Mon May 25 16:46:38 PDT 2009

On Mon, May 25, 2009 at 3:59 PM, Nick Lewycky <nicholas at mxc.ca> wrote:
> Eli Friedman wrote:
>> On Sun, May 24, 2009 at 11:25 PM, Nick Lewycky <nicholas at mxc.ca> wrote:
>>> Eli Friedman wrote:
>>>> On Sun, May 24, 2009 at 9:34 PM, Nick Lewycky <nicholas at mxc.ca> wrote:
>>>>> However, it doesn't simplify it down all the way. See llvm.org/PR4261 for an
>>>>> example of what happens after this optimization is applied on the above
>>>>> program. We may decide that PR4261 is too hard to fix in general and just
>>>>> add some extra logic to this pass, but I'd rather have this committed for a
>>>>> start.
>>>> Couldn't you just change AcquireRet from a constant 1 to a constant 0?
>>>>  If it's safe to remove the guard, I don't see how the chosen path
>>>> could make a difference.
>>> Release has to run. It has the visible effect of changing the guard
>>> variable to a 1. Nowhere in this pass do we prove those two calls are
>>> the only places looking at the guard variable.
>>
>> Assuming it's actually a guard, nothing besides the guard should care
>> whether the guard variable initialized or not in the current call. The
>> pass as written already makes assumptions that agree with that: for
>> example, it doesn't bother to check for instructions with side-effects
>> after the call to __cxa_guard_release.
>
> I'm going to change my mind on this one. That's not safe. Here's my example.
>
> We have a function that calls __cxa_guard_acquire/release on a single
> guard variable. Then we decide to clone it as part of partial
> specialization.
>
> The initialization being guarded depends on some global variable -- if
> it's zero it does nothing, else it prints "foo". When cloneA is run we
> know that the global is always 0 so the initialization does nothing and
> we eliminate the guards. In cloneB the global is always non-zero, so it
> always prints "foo" to the screen and we keep the guards.
>
> When cloneA runs it needs to mark the guard variable as being "already
> initialized" or else when cloneB runs it will go ahead and print "foo"
> and it's not supposed to. You've changed the behaviour of the program.

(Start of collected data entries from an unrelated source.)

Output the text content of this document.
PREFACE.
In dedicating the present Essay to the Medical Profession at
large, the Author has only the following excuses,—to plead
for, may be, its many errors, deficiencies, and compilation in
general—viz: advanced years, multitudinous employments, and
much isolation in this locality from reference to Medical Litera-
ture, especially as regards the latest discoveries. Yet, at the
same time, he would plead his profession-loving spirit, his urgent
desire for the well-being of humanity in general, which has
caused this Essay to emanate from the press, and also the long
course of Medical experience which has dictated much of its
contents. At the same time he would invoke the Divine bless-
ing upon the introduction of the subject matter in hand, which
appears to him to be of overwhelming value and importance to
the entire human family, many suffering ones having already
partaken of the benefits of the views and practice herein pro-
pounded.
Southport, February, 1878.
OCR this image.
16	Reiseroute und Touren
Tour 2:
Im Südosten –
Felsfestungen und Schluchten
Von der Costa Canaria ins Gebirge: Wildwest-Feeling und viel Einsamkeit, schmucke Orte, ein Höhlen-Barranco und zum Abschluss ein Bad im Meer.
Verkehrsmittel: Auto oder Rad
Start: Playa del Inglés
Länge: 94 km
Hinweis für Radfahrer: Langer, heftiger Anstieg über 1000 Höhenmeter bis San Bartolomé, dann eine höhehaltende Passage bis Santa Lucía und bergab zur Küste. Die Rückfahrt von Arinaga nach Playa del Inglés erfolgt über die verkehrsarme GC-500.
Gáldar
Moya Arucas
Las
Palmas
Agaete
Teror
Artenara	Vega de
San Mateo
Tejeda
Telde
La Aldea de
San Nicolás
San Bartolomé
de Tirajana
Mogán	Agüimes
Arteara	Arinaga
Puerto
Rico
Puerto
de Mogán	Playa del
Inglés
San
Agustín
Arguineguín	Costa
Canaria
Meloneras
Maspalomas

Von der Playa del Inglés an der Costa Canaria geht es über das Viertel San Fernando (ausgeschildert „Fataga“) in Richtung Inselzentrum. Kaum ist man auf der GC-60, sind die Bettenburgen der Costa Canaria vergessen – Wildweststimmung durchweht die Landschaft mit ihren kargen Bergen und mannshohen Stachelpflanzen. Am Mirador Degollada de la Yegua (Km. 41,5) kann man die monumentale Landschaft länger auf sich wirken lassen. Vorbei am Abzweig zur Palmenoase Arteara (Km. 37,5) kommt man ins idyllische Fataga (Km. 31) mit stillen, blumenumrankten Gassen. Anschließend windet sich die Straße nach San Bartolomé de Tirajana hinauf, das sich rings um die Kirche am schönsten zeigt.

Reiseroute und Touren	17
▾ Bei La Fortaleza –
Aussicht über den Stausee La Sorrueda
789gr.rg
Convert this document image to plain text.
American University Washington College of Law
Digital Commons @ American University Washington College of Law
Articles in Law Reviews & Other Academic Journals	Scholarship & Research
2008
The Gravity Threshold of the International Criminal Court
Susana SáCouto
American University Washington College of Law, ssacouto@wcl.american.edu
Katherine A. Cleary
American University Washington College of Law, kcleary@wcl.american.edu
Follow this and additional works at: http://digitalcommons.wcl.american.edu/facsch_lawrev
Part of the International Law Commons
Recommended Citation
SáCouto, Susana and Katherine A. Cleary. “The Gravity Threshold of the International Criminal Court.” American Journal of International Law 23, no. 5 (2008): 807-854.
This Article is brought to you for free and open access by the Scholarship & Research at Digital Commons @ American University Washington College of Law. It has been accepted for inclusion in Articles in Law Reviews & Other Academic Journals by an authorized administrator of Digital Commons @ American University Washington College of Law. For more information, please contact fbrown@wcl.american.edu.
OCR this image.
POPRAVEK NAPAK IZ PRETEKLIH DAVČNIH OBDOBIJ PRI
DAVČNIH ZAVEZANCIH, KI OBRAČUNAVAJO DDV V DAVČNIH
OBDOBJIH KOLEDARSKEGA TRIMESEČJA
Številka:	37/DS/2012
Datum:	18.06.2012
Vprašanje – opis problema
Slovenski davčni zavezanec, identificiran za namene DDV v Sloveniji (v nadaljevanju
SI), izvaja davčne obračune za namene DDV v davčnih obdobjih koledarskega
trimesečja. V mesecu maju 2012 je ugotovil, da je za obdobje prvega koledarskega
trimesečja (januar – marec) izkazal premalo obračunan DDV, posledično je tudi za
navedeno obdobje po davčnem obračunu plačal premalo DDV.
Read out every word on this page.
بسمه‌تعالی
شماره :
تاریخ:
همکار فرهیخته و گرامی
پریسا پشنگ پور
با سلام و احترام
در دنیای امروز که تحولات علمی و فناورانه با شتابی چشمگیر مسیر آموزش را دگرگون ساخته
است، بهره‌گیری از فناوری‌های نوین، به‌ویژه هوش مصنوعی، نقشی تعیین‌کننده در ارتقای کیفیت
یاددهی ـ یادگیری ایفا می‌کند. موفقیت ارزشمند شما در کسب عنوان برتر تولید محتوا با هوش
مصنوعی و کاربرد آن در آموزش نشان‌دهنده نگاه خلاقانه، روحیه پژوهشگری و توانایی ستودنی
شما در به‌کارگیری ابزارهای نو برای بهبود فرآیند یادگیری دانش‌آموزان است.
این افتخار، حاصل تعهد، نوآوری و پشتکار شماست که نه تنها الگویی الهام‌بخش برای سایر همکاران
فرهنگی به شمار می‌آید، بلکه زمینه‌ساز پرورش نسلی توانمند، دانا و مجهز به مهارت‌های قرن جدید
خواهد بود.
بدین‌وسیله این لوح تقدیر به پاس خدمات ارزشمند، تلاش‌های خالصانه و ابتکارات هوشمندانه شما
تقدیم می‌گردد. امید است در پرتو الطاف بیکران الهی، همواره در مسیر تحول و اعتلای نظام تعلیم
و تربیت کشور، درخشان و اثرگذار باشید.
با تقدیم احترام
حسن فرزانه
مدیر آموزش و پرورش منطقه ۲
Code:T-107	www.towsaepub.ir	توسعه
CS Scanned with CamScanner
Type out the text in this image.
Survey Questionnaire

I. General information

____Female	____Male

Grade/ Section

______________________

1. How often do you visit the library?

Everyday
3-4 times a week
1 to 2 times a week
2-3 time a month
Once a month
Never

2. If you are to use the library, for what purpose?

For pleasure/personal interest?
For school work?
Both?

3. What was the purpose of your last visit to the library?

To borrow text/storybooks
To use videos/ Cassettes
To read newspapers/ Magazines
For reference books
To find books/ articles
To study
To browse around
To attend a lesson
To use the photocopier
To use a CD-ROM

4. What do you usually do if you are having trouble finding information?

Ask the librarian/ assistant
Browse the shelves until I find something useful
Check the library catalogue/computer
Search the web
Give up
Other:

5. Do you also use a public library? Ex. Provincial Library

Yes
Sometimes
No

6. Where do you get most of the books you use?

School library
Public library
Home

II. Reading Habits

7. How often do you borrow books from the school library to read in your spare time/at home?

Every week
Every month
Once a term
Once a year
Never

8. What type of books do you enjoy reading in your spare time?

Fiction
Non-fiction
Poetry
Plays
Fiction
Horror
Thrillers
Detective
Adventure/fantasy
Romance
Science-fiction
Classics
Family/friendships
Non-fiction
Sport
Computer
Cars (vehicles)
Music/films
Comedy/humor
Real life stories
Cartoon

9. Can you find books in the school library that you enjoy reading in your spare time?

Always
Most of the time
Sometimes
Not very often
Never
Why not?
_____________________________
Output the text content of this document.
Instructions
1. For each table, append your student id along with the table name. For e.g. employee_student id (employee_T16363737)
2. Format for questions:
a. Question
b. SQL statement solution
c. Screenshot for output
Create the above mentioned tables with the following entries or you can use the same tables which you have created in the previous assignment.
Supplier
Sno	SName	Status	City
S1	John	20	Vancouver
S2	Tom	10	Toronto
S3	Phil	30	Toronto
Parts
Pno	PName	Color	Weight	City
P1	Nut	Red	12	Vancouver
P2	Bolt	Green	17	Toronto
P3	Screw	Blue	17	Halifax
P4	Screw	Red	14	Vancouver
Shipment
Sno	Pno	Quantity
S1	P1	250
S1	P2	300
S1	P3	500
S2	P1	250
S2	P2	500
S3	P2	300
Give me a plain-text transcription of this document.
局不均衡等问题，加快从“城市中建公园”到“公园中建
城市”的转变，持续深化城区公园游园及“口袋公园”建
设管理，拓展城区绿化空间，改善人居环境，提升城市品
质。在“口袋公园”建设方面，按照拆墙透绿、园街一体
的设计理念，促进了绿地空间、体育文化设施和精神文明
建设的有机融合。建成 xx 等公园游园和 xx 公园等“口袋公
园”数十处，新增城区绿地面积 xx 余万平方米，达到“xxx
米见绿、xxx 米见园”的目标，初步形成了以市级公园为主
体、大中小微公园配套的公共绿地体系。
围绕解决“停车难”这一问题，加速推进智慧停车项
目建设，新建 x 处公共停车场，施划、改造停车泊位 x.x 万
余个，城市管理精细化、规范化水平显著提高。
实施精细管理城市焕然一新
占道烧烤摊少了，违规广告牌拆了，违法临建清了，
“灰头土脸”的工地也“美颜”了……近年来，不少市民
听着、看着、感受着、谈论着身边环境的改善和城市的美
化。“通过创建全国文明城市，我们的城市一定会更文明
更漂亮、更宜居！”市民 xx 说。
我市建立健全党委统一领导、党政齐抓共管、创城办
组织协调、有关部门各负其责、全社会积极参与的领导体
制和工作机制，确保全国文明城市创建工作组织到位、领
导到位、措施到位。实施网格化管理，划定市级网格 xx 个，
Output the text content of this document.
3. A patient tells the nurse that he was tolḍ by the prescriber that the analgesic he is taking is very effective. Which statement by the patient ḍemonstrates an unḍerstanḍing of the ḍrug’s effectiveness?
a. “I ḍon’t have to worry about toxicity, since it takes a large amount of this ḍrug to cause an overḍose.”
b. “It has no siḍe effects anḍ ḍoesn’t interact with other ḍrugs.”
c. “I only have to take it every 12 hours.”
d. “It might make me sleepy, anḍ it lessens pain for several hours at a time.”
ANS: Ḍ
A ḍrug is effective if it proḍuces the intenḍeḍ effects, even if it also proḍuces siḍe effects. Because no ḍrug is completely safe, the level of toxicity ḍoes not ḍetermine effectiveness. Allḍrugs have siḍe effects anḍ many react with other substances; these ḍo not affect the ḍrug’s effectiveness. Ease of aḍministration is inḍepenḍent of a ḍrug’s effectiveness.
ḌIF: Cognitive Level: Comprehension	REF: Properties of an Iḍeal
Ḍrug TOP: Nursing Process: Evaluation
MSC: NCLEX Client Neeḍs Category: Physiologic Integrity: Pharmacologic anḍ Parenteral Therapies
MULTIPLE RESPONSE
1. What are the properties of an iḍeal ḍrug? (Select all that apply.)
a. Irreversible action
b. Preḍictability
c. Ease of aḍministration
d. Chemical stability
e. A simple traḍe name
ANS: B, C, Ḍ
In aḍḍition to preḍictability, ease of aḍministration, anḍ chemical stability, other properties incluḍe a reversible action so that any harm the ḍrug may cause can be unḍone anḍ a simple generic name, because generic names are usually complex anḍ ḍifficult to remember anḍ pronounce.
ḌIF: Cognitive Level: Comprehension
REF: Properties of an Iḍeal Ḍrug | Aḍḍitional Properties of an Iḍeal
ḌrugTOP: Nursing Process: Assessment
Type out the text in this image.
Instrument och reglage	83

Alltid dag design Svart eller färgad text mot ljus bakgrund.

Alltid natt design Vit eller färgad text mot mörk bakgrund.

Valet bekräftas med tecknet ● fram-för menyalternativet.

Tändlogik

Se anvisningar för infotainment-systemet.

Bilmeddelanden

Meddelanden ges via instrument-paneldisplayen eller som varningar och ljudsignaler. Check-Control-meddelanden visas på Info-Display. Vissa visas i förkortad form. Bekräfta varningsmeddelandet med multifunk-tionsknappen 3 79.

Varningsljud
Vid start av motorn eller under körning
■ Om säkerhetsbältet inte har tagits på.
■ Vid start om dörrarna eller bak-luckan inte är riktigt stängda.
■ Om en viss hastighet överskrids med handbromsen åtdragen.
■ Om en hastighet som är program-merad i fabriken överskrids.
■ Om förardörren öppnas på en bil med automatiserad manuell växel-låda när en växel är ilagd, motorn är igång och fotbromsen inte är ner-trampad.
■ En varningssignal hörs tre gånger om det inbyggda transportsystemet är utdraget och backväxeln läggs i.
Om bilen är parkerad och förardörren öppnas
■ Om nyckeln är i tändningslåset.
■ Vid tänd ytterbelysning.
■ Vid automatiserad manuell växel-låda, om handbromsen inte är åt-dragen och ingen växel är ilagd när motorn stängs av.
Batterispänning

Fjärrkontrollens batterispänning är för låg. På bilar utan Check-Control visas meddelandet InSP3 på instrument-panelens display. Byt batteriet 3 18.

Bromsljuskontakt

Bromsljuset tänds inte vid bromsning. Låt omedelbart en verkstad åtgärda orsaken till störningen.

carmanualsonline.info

Ooh, that's right.  Actually, it gets nastier than that: suppose
something like the following:

static int gval1 = 1;
int gval2 = 1;
struct A { A() { if (gval1) { printf("%d\n", gval2); } };
void a() { static A x(); gval2 = 0;}
void b() { a(); }
void c() { gval1 = 0; a(); }

Then suppose b() and c() are called at the same time on separate
threads, and we've inlined/optimized everything; if the guard is
removed from c(), we can end up printing out "0", which shouldn't be
possible because setting gval2 to zero only happens after the
constructor for A finishes.

-Eli